Minha cabeça lateja e cuspo sangue na pia novamente, a mulher está sentada na privada com uma bolsa de gelo na cara, seu sorriso é animado. Seu cabelo está amarrado, mas alguns fios clamam por liberdade, fugindo com sucesso do prendedor, o suor em seu rosto escorre sem pressa e sua língua hidrata a sua boca constantemente.
- O que é que está olhando? – Sua rouquidão está ainda mais forte, reviro os olhos.
- Você está horrível – Seu sorriso aumenta, seus dentes estão sujos de sangue.
- Você já se olhou no espelho, Grandão? – Viro a cabeça e encaro meu reflexo.
Há hematomas em todo o meu corpo, há cortes demais, algumas partes inchadas e estou totalmente dolorido, aperto a bolsa de gelo em minha costela e caio na gargalhada, a russa me acompanha. Rir machuca, mas é o que temos que fazer agora, independente da dor.
- Eu estou cansada – Ela suspira, joga a bolsa de gelo na pia e levanta para se encarar.
- Eu também – Apoio no batente da porta para lhe dar espaço e encaro-a se encarando – Quer comer?
- Não – Dakota diz desanimada, passa a mão nos roxos em seu rosto e se vira para mim – Foi uma péssima ideia treinarmos sem uma médica aqui – Reviro os olhos e concordo com a cabeça – Tem remédio pra dor aí?
- Deve ter sim – Suspiro fundo e encaro a loira tirar a blusa apertada do corpo, agacho apressado à procura do remédio no armário e ignoro a garota rindo de mim.
- Vai tomar banho comigo?
- Se eu tomar banho com você, não iremos tomar banho – Digo o óbvio, levanto o rosto a tempo de encará-la já despida e com um sorriso grandioso no rosto.
- Exatamente – Seu sotaque deixa tudo mais instigante, respiro fundo.

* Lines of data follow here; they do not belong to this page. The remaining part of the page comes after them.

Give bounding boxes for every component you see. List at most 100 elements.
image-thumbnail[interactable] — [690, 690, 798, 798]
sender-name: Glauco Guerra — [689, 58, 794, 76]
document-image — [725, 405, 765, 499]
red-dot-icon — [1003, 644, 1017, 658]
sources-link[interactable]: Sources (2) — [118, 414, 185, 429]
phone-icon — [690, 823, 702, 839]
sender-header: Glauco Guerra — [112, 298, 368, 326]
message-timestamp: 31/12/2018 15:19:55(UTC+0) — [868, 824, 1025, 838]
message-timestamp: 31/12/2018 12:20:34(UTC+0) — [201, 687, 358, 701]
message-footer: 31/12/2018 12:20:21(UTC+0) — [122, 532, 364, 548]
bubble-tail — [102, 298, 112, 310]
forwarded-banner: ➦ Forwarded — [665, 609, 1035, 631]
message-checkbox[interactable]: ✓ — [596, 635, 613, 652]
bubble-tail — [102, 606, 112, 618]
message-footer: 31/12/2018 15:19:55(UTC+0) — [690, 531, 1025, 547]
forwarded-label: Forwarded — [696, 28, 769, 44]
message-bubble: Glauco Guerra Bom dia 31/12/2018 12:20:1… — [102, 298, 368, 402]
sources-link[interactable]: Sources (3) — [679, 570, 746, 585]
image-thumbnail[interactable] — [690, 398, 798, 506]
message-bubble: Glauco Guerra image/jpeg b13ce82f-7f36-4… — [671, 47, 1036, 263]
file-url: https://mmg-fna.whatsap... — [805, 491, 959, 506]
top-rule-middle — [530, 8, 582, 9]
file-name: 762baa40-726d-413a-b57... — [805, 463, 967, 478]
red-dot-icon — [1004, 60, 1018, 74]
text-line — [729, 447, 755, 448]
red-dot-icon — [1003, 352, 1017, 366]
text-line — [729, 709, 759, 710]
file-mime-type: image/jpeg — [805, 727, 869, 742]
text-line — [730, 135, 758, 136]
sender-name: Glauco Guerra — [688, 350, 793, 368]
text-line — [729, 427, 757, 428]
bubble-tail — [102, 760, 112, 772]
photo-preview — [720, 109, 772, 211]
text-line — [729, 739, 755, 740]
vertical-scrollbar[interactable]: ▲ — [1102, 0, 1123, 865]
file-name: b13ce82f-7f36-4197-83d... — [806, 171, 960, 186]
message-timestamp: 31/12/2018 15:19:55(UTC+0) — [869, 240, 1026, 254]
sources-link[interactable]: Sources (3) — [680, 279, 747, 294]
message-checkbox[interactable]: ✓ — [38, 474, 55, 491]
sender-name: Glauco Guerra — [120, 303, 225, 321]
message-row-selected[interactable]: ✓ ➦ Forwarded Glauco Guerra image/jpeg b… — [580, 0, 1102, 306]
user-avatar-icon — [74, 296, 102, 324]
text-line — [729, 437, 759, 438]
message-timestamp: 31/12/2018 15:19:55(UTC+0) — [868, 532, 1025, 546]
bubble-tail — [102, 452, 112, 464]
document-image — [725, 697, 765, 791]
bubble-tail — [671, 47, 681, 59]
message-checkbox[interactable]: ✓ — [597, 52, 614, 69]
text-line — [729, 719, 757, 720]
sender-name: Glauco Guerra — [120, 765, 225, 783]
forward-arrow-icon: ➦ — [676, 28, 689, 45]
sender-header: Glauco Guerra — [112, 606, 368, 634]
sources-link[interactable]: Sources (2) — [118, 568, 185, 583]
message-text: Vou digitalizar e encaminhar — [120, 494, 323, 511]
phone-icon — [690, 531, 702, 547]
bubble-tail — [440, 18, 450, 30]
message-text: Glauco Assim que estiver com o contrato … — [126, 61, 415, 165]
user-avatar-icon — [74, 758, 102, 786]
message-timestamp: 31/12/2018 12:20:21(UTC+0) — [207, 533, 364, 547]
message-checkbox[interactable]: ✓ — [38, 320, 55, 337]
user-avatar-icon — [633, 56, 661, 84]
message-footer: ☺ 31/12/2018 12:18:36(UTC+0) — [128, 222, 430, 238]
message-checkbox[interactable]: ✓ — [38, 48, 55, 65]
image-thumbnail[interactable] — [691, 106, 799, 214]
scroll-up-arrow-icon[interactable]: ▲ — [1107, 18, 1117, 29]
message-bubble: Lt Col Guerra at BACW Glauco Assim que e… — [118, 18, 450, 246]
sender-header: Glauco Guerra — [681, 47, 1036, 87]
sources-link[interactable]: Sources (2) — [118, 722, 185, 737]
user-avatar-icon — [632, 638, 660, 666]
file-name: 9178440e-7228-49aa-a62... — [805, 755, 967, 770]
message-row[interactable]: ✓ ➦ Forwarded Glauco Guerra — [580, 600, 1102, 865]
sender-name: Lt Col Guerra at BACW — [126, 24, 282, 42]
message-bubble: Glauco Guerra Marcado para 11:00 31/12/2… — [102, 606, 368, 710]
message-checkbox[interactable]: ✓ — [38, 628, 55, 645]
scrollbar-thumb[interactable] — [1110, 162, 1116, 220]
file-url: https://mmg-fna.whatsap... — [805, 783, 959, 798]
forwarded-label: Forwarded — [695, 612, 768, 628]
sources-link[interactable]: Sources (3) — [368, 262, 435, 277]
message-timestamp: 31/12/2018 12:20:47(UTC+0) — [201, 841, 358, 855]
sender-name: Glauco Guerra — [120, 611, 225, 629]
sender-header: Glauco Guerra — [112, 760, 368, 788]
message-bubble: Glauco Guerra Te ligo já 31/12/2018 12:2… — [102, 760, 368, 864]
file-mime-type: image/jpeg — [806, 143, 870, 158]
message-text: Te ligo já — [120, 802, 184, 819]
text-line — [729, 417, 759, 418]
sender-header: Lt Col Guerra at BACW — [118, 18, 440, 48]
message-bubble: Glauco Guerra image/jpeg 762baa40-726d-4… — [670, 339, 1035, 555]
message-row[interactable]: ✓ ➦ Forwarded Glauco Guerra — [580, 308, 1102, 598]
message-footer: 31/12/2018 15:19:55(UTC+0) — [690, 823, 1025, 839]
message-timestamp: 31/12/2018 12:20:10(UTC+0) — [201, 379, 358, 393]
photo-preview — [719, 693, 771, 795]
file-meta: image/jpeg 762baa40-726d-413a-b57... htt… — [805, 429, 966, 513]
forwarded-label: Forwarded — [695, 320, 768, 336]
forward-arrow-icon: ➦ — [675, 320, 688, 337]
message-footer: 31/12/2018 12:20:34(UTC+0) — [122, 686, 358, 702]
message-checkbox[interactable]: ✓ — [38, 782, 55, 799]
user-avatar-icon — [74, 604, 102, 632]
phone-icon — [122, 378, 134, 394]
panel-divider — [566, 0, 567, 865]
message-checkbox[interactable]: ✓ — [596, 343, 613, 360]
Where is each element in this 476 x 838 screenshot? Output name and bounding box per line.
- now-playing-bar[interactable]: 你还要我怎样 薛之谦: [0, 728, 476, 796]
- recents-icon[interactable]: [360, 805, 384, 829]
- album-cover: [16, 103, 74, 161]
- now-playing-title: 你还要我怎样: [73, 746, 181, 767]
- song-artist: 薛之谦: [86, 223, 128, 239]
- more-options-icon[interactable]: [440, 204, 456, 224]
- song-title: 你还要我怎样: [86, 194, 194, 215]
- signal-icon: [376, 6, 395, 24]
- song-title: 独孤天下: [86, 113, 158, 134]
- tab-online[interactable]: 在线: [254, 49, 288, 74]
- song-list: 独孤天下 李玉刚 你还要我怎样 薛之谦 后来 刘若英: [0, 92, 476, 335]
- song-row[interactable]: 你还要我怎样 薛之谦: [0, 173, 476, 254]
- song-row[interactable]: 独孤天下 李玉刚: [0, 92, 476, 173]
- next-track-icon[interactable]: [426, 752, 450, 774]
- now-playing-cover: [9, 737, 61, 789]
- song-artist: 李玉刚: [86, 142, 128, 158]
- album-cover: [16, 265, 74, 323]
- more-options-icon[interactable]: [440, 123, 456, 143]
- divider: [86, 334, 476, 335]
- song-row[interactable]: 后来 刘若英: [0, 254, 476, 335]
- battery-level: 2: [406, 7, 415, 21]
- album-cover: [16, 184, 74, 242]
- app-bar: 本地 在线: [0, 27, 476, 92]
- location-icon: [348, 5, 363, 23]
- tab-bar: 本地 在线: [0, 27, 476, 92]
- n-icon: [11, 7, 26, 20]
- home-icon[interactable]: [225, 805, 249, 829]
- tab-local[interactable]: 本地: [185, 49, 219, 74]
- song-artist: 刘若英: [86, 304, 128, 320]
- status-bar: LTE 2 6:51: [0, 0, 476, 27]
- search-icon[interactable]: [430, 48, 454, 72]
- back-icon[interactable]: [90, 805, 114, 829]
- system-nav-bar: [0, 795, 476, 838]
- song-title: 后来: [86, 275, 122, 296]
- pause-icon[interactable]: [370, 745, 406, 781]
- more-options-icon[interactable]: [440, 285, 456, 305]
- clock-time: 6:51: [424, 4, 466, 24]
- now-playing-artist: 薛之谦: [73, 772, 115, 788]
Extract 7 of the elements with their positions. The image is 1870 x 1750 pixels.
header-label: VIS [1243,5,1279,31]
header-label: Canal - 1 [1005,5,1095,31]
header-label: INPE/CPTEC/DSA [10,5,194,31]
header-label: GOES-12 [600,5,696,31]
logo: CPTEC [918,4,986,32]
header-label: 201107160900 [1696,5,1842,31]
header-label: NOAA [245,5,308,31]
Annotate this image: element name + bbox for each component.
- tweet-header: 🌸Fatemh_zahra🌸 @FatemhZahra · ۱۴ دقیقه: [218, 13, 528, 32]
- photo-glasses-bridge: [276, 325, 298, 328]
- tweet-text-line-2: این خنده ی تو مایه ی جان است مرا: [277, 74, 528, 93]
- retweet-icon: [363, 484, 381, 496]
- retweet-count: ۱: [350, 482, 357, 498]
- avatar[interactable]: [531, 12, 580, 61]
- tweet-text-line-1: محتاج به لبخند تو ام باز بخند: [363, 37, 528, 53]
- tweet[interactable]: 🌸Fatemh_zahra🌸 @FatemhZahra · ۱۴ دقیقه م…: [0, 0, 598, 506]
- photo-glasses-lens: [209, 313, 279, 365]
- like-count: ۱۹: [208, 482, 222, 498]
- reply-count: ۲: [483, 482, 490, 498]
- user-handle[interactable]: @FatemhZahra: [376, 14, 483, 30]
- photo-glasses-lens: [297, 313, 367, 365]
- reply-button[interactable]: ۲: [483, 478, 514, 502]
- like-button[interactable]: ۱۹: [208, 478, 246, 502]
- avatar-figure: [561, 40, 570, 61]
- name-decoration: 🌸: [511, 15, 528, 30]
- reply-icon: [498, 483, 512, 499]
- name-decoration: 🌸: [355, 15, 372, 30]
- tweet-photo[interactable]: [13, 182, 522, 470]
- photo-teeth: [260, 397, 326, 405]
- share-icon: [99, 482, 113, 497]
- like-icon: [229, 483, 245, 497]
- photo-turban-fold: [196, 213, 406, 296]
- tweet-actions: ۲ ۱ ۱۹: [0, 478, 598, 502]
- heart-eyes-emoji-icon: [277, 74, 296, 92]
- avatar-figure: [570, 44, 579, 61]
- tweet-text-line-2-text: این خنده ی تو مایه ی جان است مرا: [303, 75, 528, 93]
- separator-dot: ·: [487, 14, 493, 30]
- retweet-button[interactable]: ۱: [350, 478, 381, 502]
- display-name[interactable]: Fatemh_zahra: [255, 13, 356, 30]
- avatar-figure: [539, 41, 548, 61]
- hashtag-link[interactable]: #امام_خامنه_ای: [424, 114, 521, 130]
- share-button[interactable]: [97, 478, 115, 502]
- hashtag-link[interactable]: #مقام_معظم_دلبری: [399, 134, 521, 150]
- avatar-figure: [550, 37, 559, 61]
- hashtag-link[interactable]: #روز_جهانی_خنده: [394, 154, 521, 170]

Eu não deveria me interessar tanto assim por ela, não deveria deixa-la ter esse poder sob mim, não deveria permiti-la fazer o que quiser. Dakota é um ímã, um doce ímã, um vicioso ímã.
*
- Às vezes eu me imagino vivendo uma outra vida – Apoio minha nuca em meu braço e tenho a inclinação perfeita para encarar a russa falando – Em um lugar bem, bem longe daqui – Continuo a acariciar sua perna que está em cima de mim e presto atenção nas palavras que saem de sua boca – Uma outra história, uma outra aparência, outra personalidade, parece ser tão fácil – Pavlova mexe e remexe em suas madeixas e encara o teto enquanto divaga – Nenhuma vida é fácil, mas com certeza seria mais fácil que a minha – A mulher deixa suas mechas de lado e me encara – Você já se imaginou em outra vida?
- Em outra vida não – Seus olhos, agora, captam tudo o que faço – Mas já me imaginei fugindo, indo jurar minha lealdade a algo que me pertence de verdade – Os azuis de seus olhos me amedrontam levemente, minha vez de encarar o teto – Mas nunca deu certo em meus pensamentos, quem dirá na realidade – Seus dedos penteiam os pelos em minhas pernas e me acomodo ainda mais nos lençóis – Às vezes imagino como teria sido se eu estivesse junto de meus pais quando eles sofreram o atentado.
- E como é? – A curiosidade da garota é invejável.
- É lindo – A melancolia no quarto é quase visível, quase tocável, quase consigo escutar o choro de quem não tinha ninguém com quem chorar.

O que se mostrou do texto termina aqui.